Rex Ellis, a local tour operator, told the ABC that the helicopter had come down and burst into flames shortly after taking off from Cooper Inlet yesterday evening.
"It went pretty low, on the other side of the river, and then briefly went out of sight on the other side of the dunes and then we didn't hear anything... We just saw a glow and we realised something pretty bad had happened," he said.
At a press conference on Friday morning, the assistant commissioner Neil Smith said that several personnel were at the crash site. But he said that positively identifying the victims and removing bodies "could take some days" owing to the destructive effects of the fire that followed.
The investigation - including attempts to determine the causes of the crash - will also be made more difficult by the remoteness of the location. Smith said that police did not expect to find any survivors.
"I don't think we have ever had a day like the day we might be facing, with news of the loss of three distinguished colleagues out reporting a story."
News of the deaths of Lockyer, Bean and Ticehurst has shocked their colleagues at the ABC and others in the media industry. Scott said that the broadcaster was preparing for "the saddest of days".
"I think this is going to be devastating for the ABC. We have been going for nearly 80 years. I don't think we have ever had a day like the day we might be facing, with news of the loss of three distinguished colleagues out reporting a story," he told ABC News this morning.
"Paul, Gary and John have each given decades of service to the ABC. They are passionate about their work and finding great stories from all over Australia to bring to the public. Our love, thoughts and prayers go out to family and friends of Paul, Gary and John at this terrible time."
Lockyer became one of Australia's most well-known and distinguished reporters over the course of a 42-year career in journalism, which he began and finished with the ABC.
He won widespread recognition for his work as a foreign correspondent from 1979 onward, returning to Australia nine years later to report for the Nine Network in Sydney. He switched back to the ABC in 1999.
In recent years, Lockyer turned his attention to rural and water issues; the ABC said that he had been working on another documentary on the Lake Eyre region. Earlier this year, he and Ticehurst were members of the first news crew to reach the devastated town of Grantham after it was deluged during the Queensland floods.

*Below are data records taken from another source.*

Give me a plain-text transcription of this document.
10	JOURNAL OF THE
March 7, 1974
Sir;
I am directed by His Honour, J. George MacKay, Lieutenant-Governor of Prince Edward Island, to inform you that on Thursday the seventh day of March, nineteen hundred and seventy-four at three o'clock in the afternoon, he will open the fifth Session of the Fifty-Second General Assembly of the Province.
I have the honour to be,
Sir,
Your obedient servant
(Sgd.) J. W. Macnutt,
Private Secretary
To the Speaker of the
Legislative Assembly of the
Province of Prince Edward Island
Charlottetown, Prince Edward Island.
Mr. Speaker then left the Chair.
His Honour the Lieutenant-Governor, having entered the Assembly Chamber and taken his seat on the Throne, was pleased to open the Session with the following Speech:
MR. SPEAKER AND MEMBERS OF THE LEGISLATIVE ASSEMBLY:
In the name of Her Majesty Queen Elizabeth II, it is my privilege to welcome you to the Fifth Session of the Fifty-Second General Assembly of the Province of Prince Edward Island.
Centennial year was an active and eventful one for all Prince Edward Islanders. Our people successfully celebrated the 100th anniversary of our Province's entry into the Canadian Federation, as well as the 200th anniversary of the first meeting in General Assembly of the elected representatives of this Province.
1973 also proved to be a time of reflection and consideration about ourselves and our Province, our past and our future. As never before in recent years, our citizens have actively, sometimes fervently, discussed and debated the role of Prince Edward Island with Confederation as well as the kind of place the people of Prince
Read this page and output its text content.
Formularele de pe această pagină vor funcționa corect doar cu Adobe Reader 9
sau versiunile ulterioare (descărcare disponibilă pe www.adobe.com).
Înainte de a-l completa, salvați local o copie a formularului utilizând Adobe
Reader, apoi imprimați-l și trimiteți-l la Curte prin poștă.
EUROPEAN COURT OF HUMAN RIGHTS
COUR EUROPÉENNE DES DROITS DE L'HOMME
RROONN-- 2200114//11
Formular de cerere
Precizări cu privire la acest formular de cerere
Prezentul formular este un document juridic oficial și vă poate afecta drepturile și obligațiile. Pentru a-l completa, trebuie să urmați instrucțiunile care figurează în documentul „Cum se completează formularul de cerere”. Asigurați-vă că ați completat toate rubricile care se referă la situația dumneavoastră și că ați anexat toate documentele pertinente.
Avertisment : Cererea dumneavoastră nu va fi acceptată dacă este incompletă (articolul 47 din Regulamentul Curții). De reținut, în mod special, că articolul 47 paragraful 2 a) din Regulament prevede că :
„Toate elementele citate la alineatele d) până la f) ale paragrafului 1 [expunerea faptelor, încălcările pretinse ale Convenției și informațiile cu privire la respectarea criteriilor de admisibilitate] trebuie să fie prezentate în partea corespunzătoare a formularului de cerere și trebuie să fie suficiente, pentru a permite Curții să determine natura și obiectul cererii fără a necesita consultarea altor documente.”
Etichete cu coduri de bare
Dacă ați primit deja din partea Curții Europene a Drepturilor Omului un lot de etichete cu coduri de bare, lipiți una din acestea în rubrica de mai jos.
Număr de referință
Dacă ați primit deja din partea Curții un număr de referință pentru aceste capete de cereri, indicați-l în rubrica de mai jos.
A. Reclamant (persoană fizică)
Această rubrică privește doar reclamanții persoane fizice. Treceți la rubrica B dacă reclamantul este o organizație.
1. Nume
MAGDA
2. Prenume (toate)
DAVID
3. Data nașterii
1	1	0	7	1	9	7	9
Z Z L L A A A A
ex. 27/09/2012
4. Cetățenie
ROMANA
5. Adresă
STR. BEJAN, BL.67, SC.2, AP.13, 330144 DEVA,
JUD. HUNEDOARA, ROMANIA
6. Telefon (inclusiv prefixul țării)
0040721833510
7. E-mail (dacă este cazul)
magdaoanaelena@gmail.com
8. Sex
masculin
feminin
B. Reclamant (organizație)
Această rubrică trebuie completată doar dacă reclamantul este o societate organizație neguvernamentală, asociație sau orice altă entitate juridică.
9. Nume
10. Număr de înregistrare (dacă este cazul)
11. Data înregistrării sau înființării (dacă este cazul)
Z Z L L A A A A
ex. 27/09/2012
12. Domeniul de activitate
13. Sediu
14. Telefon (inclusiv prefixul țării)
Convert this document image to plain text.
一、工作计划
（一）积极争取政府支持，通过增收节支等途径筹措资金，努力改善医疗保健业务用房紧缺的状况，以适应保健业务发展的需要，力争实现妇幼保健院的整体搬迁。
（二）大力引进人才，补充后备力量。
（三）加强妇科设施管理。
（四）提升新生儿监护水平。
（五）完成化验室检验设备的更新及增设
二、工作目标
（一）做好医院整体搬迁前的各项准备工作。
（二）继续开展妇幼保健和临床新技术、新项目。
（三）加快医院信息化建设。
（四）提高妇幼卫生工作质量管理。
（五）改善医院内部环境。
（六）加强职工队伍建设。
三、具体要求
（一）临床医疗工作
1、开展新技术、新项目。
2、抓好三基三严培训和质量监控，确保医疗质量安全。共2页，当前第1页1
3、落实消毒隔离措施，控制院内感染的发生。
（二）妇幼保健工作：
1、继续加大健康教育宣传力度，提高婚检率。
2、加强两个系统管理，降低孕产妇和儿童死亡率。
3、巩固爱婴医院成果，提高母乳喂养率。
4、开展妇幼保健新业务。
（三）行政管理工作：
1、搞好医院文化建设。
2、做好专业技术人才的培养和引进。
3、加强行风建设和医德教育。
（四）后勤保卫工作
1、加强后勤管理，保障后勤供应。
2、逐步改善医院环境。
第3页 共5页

Ticehurst had been working as a helicopter pilot for the ABC for nearly three decades, having set up a company that was originally dedicated to serving ABC film crews.
Bean was another ABC veteran, serving as a cameraman across a wide range of the broadcaster's programmes, including news, documentaries and lifestyle shows. Scott described him as "the cameraman that the reporters always clamoured to work with: beautiful craftsman, wonderful behind the lens".
Numerous tributes to the trio, from friends and colleagues in and outside the corporation, were posted on the ABC's website this morning.
"I remember Paul in the early 80s in Bangkok and I remember thinking, 'Gee, I'd like to be like him', and I'm sure there's lots of ABC reporters who have thought and felt the same," said Chris Masters, a former Four Corners correspondent.
The veteran ABC presenter Kerry O'Brien described Lockyer as a "truly lovely man and a true gentleman" who had a "huge affinity" with everyday people. He said that Lockyer had made a major contribution to rural affairs journalism in recent years, "bridging the divide between the city and the bush".
A special national edition of 7.30 will air tonight to pay tribute to Lockyer, Bean and Ticehurst.